Впрочем, я слышу вокруг не только здравицы, но и всякие благоглупости:
– Посторонитесь, господа, артиллерия! Какие длинные пушки, длиннее наших!
– Какая большая лошадь! Степная, верно!
– Посмотри, у него кольцо на руке. Верно, и в России носят кольца.
– Отчего у вас белокурые волосы, господин офицер? Отчего они длинны? В Париже их носят короче. Великий артист, парикмахер Дюлон, острижет вас по моде.

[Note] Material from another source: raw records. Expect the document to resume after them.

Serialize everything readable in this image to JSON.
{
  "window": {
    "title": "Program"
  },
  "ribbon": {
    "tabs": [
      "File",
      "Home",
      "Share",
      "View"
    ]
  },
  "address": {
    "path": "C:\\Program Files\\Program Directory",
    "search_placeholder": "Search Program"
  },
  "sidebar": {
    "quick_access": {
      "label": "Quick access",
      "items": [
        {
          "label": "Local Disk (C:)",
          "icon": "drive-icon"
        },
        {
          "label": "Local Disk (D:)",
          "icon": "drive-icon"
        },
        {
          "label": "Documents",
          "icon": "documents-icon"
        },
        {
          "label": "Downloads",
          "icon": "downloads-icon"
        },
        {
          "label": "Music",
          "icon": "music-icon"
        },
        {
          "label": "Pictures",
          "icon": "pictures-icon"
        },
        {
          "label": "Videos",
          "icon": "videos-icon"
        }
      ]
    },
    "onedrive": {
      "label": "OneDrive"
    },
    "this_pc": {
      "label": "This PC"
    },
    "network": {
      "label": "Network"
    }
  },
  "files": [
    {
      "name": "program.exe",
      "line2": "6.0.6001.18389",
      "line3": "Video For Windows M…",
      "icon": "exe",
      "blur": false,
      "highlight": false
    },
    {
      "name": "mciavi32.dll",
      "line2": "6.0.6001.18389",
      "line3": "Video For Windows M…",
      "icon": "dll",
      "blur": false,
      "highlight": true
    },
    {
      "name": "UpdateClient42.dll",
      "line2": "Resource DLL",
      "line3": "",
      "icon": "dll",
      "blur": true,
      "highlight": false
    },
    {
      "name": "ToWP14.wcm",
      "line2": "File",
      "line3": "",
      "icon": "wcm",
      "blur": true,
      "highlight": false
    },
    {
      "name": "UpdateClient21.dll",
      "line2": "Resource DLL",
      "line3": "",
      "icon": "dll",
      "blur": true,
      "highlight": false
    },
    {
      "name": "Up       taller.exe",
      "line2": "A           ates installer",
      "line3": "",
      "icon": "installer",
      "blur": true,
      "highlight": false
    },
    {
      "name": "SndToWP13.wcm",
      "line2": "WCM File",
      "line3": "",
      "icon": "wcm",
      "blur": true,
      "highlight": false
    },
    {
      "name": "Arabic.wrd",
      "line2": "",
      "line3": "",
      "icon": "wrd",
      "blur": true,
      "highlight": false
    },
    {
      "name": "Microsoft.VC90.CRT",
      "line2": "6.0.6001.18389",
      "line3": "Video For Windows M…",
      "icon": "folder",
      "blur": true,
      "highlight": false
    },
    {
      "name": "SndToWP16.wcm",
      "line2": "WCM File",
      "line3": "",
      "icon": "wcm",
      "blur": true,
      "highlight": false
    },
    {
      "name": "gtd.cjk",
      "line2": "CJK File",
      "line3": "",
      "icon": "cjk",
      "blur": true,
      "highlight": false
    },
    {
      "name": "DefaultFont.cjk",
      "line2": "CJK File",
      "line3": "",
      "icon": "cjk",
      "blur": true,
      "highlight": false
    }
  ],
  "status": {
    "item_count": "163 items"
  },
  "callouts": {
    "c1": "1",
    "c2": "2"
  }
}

Наконец мы с Моршаном понимаем, что все – мы пресыщены этим зрелищем! Пора уходить. Пора возвращаться.
Сил у меня нет совсем, до кареты Моршан то ведет меня под руку, а то несет.
Катерина Дворецкая,
15 октября 200… года, Париж
У меня не сестра, а чистое золото. Я имею в виду младшую сестру, конечно. Маришку. Она мигом поняла, что со мной что-то неладно, а потому положила в колыбель очень кстати уснувшую Лизоньку, набросила плащик и сама сбегала и в булочную, и во «Франпри»! Принесла не один «Браунис», а три. Сегодня на обед, сегодня на ужин и завтра на обед. Поскольку сладкое – лучший транквилизатор.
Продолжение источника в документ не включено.